BLM Activist Pamela Moses Receives Six-Year Prison Sentence For Illegally Voting After Being Told Her Voting Rights Was Restored


Pamela Moses, a Black Lives Matter activist and former Democratic mayoral candidate in Memphis, has been sentenced to six years in prison for illegally voting in Tennessee despite being told by the state that she could vote again.

Moses, 44, lost her right to vote when she pleaded guilty to tampering with evidence, which she didn’t know. However, after serving probation, she began working on restoring her voting rights. In 2019, the Tennessee Department of Corrections and the County Election Commission both signed off on Moses’ voter registration application restoring her voting rights.

According to a Washington Post report, the officials who restored Moses voting rights acknowledged they made a mistake saying her probation was finalized, which meant Moses wasn’t eligible to vote.

As a result, Moses was charged with illegally registering to vote when she submitted the certificate as part of her voting registration. Moses was convicted late last year and received a six-year sentence last week.

“I relied on the election commission because those are the people who are supposed to know what you’re supposed to do,” she told WREG before her sentencing. “And I found out that they didn’t know.”

Moses’ sentence has been condemned by many, including the NAACP Legal Defense Fund, which said in a tweet Moses’ verdict is a stunning reminder that there are two justice systems in America.

Three white men, Bruce Batman, Robert Richard Lynn, and Edward Snodgrass, were all convicted of illegal voting last year. Snodgrass received the harshest sentence of the three men, a whopping three days in prison; the other two received probation.

“This case is one about the disparity in sentencing and punishment — and one that shouldn’t have happened,” Bede Anyanwu, Moses’ attorney, told The Post Friday.

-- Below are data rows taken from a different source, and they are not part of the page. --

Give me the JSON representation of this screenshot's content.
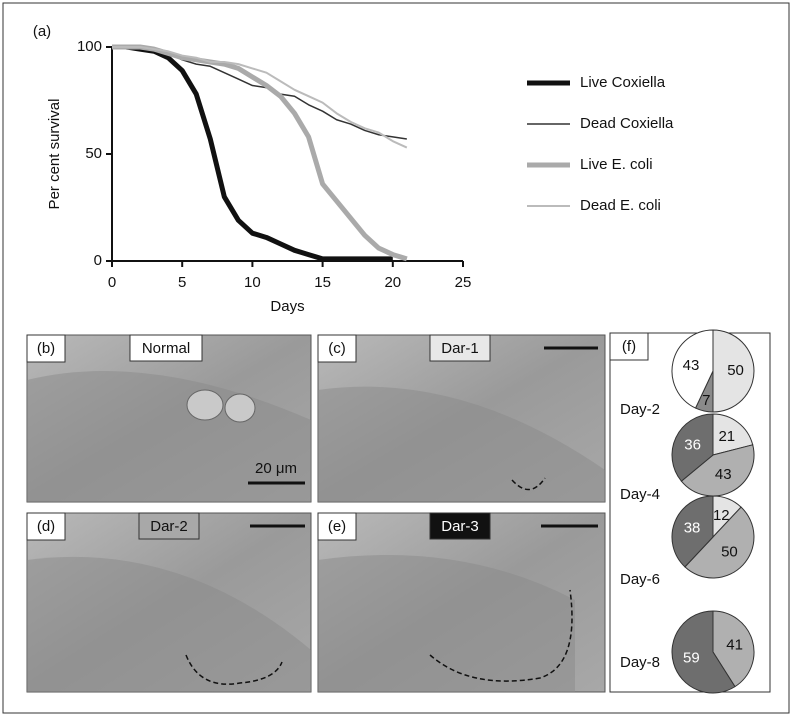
{
  "chart_data": [
    {
      "type": "line",
      "panel_label": "(a)",
      "x_label": "Days",
      "y_label": "Per cent survival",
      "xlim": [
        0,
        25
      ],
      "xticks": [
        0,
        5,
        10,
        15,
        20,
        25
      ],
      "ylim": [
        0,
        100
      ],
      "yticks": [
        0,
        50,
        100
      ],
      "x": [
        0,
        1,
        2,
        3,
        4,
        5,
        6,
        7,
        8,
        9,
        10,
        11,
        12,
        13,
        14,
        15,
        16,
        17,
        18,
        19,
        20,
        21
      ],
      "series": [
        {
          "name": "Live Coxiella",
          "color": "#111111",
          "width": 5,
          "values": [
            100,
            100,
            99,
            98,
            95,
            89,
            78,
            57,
            30,
            19,
            13,
            11,
            8,
            5,
            3,
            1,
            1,
            1,
            1,
            1,
            1,
            null
          ]
        },
        {
          "name": "Dead Coxiella",
          "color": "#333333",
          "width": 1.5,
          "values": [
            100,
            100,
            100,
            99,
            97,
            94,
            92,
            91,
            88,
            85,
            82,
            81,
            78,
            77,
            73,
            70,
            66,
            64,
            61,
            59,
            58,
            57
          ]
        },
        {
          "name": "Live E. coli",
          "color": "#aaaaaa",
          "width": 5,
          "values": [
            100,
            100,
            100,
            99,
            97,
            95,
            94,
            93,
            92,
            90,
            86,
            82,
            77,
            69,
            58,
            36,
            28,
            20,
            12,
            6,
            3,
            1
          ]
        },
        {
          "name": "Dead E. coli",
          "color": "#bbbbbb",
          "width": 2,
          "values": [
            100,
            100,
            100,
            99,
            98,
            96,
            95,
            93,
            93,
            92,
            90,
            88,
            84,
            80,
            77,
            74,
            69,
            65,
            62,
            60,
            56,
            53
          ]
        }
      ]
    },
    {
      "type": "pie",
      "title": "Day-2",
      "values": [
        50,
        7,
        43
      ],
      "colors": [
        "#e4e4e4",
        "#8a8a8a",
        "#ffffff"
      ]
    },
    {
      "type": "pie",
      "title": "Day-4",
      "values": [
        21,
        43,
        36
      ],
      "colors": [
        "#e4e4e4",
        "#b0b0b0",
        "#6e6e6e"
      ]
    },
    {
      "type": "pie",
      "title": "Day-6",
      "values": [
        12,
        50,
        38
      ],
      "colors": [
        "#e4e4e4",
        "#b0b0b0",
        "#6e6e6e"
      ]
    },
    {
      "type": "pie",
      "title": "Day-8",
      "values": [
        41,
        59
      ],
      "colors": [
        "#b0b0b0",
        "#6e6e6e"
      ]
    }
  ],
  "panels": {
    "b": {
      "label": "(b)",
      "caption": "Normal",
      "scale_bar": "20 μm"
    },
    "c": {
      "label": "(c)",
      "caption": "Dar-1"
    },
    "d": {
      "label": "(d)",
      "caption": "Dar-2"
    },
    "e": {
      "label": "(e)",
      "caption": "Dar-3"
    },
    "f": {
      "label": "(f)"
    }
  }
}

Anyanwu added Moses plans to appeal her sentence.

Moses has maintained her innocence in the situation, saying she thought her voting rights were restored when she received a letter from the state saying so. However, Criminal Court Judge W. Mark Ward didn’t share Moses’ view of the situation and accused her of deceiving election officials.

Ward added that he would consider placing her on probation after she serves nine months if she maintains good behavior.

Janai Nelson, the associate director-counsel of the NAACP Legal Defense Fund, told NBC News the situation will only stoke the flames of voter suppression and disenfranchisement that is breaking Democracy in the U.S. today.